I paused for a breath first before I turned, grabbed the door handle, pulled it open, and stepped to the side.
Blue walked in with no emotion on his face, not even a twitch of a reaction to the thick tension in the room. "You were right. He sent someone straight to their apartment. Filled the place with bullets."
My mouth dropped open, and I caught myself, bracing my hand against the wall. "What… they… who…" I mumbled, not a single word making any kind of sense, while Bishop simply rolled his shoulders back, a deep frown etching itself into his brows.
"Grab a couple of the boys. We're gonna go see what the damage is," he ordered. "Is Hawk still around? I need him to make a phone call for me."

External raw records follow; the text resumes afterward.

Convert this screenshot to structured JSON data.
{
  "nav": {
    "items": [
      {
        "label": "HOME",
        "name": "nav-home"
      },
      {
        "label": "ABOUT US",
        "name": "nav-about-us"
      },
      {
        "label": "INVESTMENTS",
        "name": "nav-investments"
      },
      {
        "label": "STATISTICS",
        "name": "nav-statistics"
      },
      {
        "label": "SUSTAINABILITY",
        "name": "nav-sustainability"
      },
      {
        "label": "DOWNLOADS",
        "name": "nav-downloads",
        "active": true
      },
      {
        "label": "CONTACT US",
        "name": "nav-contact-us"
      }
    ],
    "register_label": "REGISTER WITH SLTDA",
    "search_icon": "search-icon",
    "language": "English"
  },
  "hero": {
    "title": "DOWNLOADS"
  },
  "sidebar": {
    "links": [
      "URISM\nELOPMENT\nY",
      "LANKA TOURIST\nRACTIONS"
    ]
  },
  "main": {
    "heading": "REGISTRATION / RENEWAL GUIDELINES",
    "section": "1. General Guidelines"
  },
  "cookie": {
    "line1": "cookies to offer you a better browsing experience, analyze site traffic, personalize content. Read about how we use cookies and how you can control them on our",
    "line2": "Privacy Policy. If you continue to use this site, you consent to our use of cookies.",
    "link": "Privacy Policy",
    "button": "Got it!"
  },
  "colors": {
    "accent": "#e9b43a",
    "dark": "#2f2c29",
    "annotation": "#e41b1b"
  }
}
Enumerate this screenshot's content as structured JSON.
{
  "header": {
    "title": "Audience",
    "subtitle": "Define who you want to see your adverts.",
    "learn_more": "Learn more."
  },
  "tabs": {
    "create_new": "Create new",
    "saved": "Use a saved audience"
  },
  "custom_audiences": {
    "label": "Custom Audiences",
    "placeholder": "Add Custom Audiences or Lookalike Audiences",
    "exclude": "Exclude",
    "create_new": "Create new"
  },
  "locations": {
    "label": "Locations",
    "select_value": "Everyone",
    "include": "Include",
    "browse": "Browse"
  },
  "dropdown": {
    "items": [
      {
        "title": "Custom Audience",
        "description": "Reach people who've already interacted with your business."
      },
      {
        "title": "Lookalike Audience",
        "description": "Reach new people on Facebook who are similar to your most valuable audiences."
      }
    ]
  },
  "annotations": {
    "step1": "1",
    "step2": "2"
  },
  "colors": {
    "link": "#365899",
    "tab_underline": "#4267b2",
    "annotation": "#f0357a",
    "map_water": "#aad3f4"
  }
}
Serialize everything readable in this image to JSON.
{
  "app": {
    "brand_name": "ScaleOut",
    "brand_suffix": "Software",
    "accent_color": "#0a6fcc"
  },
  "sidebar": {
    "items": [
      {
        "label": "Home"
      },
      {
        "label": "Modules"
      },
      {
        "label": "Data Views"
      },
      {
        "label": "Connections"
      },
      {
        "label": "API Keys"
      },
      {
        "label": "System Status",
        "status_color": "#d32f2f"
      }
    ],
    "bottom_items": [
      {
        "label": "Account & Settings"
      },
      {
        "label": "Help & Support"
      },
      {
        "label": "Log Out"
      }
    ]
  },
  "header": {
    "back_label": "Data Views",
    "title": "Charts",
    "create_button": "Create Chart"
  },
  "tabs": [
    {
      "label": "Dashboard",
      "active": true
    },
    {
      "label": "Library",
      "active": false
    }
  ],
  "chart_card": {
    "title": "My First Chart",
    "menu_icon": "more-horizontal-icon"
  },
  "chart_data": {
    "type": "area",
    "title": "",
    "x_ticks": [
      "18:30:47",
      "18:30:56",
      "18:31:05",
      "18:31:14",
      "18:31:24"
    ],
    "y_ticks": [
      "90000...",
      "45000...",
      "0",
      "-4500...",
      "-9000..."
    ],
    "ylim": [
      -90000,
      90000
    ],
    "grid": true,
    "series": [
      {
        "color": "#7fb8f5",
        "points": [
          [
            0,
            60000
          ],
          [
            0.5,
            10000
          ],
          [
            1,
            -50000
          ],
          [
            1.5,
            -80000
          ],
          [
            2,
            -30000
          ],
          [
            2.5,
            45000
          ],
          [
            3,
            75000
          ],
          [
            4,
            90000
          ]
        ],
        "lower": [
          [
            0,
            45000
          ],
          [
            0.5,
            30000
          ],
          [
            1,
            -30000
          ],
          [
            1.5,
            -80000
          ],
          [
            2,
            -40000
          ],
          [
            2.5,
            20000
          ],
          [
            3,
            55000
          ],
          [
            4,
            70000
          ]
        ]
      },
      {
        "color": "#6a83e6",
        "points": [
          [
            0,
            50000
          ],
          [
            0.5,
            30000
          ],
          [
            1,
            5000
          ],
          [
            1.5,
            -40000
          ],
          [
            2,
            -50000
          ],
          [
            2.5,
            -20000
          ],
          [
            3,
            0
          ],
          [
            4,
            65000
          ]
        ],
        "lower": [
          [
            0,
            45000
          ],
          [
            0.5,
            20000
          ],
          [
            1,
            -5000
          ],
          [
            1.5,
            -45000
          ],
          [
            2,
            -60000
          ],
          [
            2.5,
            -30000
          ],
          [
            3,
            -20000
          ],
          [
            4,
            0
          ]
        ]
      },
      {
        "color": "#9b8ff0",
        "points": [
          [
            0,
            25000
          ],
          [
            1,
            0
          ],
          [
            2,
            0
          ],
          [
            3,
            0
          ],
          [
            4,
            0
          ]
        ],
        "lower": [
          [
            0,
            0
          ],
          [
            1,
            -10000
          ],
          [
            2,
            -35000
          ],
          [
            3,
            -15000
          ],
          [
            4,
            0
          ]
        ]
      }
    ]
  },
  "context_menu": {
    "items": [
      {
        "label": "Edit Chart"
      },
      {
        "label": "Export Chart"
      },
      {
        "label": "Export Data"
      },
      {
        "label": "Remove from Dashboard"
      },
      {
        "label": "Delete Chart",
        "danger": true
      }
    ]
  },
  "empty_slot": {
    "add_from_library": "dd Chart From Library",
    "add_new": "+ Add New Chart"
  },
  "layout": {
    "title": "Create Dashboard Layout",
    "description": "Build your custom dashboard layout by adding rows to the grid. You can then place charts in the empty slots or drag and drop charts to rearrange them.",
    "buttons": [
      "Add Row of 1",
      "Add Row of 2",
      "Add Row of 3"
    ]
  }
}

"I'll grab him," Blue answered, hurrying out of the room, the footfalls from his heavy boots echoing down the hall.
I rushed over to the sofa, reaching for my bag. "I'll follo—"
Bishop grabbed my arm, holding me captive. "No, you're going to stay here."
I tore out of his grasp. "Why?"
"Because at least the clubhouse is fucking bulletproof…" he said sternly before lowering his voice and adding, "… and we haven't finished this discussion yet."
With that, he was out the door, and I couldn't even muster the energy to chase him. Instead, I collapsed onto the sofa, sucking in a sharp breath when my ribs twisted a little too much. "Goddammit," I cursed before barking out a laugh. "How the hell did I get here today?"
No sleep.
A fistfight with a human trafficker.
Admitted my feelings for my best friend's dad.
Barely escaped death by being here instead of at my apartment, which was exactly what I was complaining about just a few minutes ago, thinking Bishop was out of his mind.
I needed sleep. A lot of fucking sleep.